In his 2006 book, The Destruction of Memory, Robert Bevan describes the destruction of cultural artifacts and historical sites as “the rewriting of history in the interests of a victor reinforcing his conquests,” citing the campaigns of ethnic and cultural cleansing conducted by Nazi Germany, Bosnian Serb militias during the breakup of Yugoslavia, and secular Young Turk ideologues during the collapse of the Ottoman Empire. In all these campaigns, the destruction of architectural heritage played a prominent role, as Bevan writes, as they were conflicts in which “the erasure of the memories, history and identity attached to architecture and place – enhanced forgetting – [was] the goal itself.”
Wanton destruction of history has long been an integral part of colonial and imperial projects as a means of demoralizing local populations. In 1860, toward the end of the Second “Opium War,” British and French troops invaded Beijing and commenced an orgy of looting and vandalism that reached its apex with the burning of the famed Summer Palace, an act that British officer Charles George Gordon memorably recalled by saying, “You can scarcely imagine the beauty and magnificence of the places we burnt.” In 1885, British troops occupying Afghanistan performed a repeat of this ignominious episode, destroying Herat’s famous Gawharshad Musalla complex, constructed in the 15th century during the Timurid Dynasty, while lamely informing outraged locals that its minarets would have blocked visibility in case of a hypothetical Russian invasion. Years later, coming across the ruins, British author Robert Byron recalled with horror the role his countrymen had played in this episode, writing in his seminal book, The Road to Oxiana, that “the most glorious productions of Mohammedan architecture in the fifteenth century, having survived the barbarism of four centuries, now razed to the ground.”

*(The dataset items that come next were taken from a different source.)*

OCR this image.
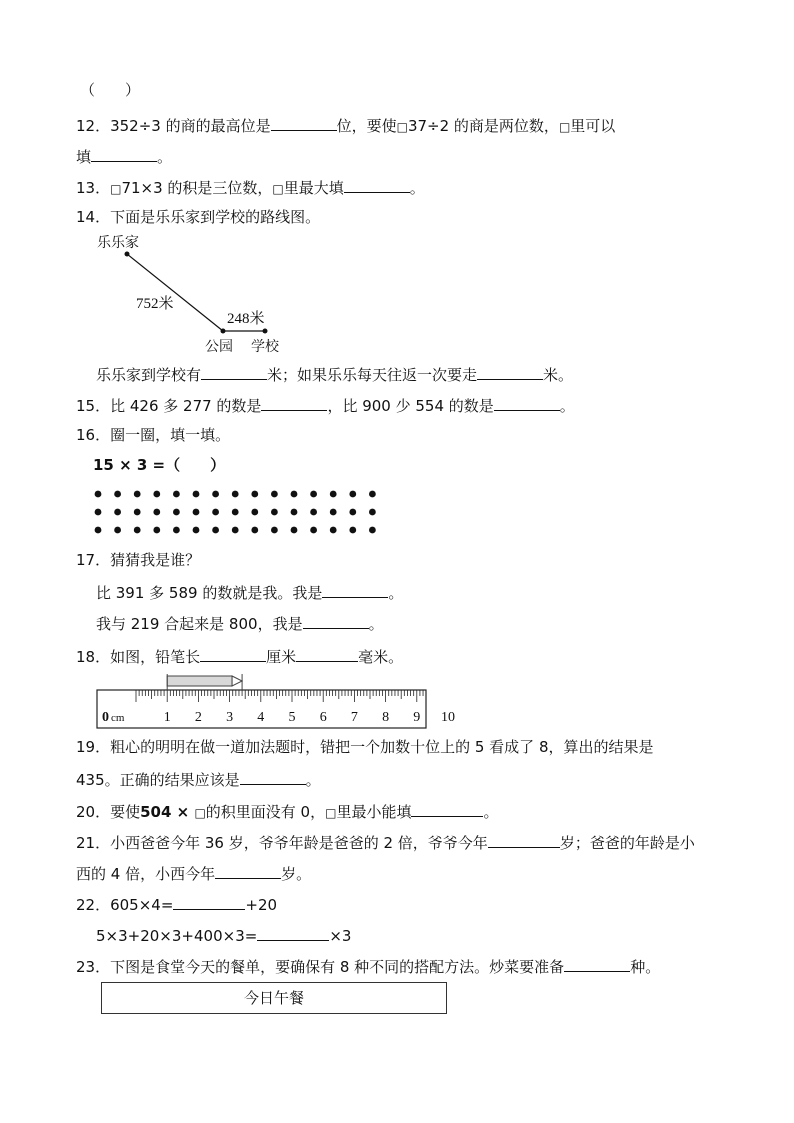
（　　）
12．352÷3 的商的最高位是	位，要使□37÷2 的商是两位数，□里可以
填	。
13．□71×3 的积是三位数，□里最大填	。
14．下面是乐乐家到学校的路线图。
乐乐家
752米
248米
公园 学校
乐乐家到学校有	米；如果乐乐每天往返一次要走	米。
15．比 426 多 277 的数是	，比 900 少 554 的数是	。
16．圈一圈，填一填。
15 × 3 =（　　）
17．猜猜我是谁？
比 391 多 589 的数就是我。我是	。
我与 219 合起来是 800，我是	。
18．如图，铅笔长	厘米	毫米。
0 cm	1 2 3 4 5 6 7 8 9 10
19．粗心的明明在做一道加法题时，错把一个加数十位上的 5 看成了 8，算出的结果是
435。正确的结果应该是	。
20．要使504 × □的积里面没有 0，□里最小能填	。
21．小西爸爸今年 36 岁，爷爷年龄是爸爸的 2 倍，爷爷今年	岁；爸爸的年龄是小
西的 4 倍，小西今年	岁。
22．605×4=	+20
5×3+20×3+400×3=	×3
23．下图是食堂今天的餐单，要确保有 8 种不同的搭配方法。炒菜要准备	种。
今日午餐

Today, the goal of IS in destroying history is to break down the preexisting cultural cohesion existing in the lands under its control. Syria and Iraq’s ancient historical sites offer a shared history that supersedes the exclusionary, supremacist identity politics upon which the group’s leaders are attempting to build their new state. The razing of such sites, as well as the destruction and confiscation of religious property owned by Christians and other minority groups, serves the dual purposes of humiliating and alienating these communities from their own land, as well as undermining competing forms of national identity that preexisted Islamic State’s modern, theocratic project.

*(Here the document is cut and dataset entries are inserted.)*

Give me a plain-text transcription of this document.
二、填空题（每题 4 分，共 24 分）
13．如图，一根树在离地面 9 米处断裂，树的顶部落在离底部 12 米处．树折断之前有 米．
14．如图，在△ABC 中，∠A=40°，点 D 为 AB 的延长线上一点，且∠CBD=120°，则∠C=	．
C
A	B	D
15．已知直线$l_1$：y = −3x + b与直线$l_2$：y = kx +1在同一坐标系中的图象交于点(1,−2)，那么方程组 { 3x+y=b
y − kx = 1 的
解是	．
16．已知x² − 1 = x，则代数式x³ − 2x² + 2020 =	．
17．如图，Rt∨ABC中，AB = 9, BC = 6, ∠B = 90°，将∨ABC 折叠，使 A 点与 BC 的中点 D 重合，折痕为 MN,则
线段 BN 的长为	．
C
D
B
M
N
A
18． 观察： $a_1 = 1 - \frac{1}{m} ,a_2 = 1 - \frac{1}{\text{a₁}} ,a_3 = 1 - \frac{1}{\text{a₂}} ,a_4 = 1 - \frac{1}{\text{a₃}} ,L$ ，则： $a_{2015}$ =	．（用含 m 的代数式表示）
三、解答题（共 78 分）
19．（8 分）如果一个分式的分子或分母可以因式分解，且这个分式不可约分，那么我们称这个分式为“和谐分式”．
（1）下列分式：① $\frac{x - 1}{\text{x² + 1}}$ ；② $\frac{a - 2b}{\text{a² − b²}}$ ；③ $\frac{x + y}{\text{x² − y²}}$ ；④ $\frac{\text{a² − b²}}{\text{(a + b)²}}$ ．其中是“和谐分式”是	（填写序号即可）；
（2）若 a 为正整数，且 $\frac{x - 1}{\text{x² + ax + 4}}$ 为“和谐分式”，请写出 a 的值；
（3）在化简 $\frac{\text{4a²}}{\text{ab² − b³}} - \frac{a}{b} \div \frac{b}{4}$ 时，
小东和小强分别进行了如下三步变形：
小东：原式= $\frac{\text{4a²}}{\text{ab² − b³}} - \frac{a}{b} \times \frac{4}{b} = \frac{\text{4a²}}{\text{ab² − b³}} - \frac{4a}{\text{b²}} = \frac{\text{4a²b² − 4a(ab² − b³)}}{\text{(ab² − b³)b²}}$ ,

Despite its pretensions to the contrary, Islamic State, many of whose cadres hail from Western countries, is more an heir to brutal imperialists and revolutionaries of modern times than the Islamic caliphates, which were largely content to leave ancient sites in peace while extending legal protections to minority groups.

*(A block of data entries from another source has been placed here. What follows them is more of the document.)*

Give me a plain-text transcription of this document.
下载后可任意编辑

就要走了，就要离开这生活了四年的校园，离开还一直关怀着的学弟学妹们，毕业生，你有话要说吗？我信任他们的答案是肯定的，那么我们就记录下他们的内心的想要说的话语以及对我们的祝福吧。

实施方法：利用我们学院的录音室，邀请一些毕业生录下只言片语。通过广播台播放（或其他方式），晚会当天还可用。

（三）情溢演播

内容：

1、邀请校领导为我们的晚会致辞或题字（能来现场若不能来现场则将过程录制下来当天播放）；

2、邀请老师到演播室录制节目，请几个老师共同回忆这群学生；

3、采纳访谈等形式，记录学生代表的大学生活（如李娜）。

As IS continues its campaign of destruction and theft against minority communities as well as Iraq and Syria’s ancient heritage, it would do well to remember the words of the Prophet Muhammad, who in a letter to the Christians of Saint Catherine’s Monastery in the Sinai (which they still possess today), “No one is allowed to plunder or destroy or spoil any of churches, or houses of worship, or take any of the things contained within these houses and bring it to the houses of Islam. And he who takes away anything therefrom, will be one who has corrupted the oath of God, and, in truth, disobeyed His Messenger.”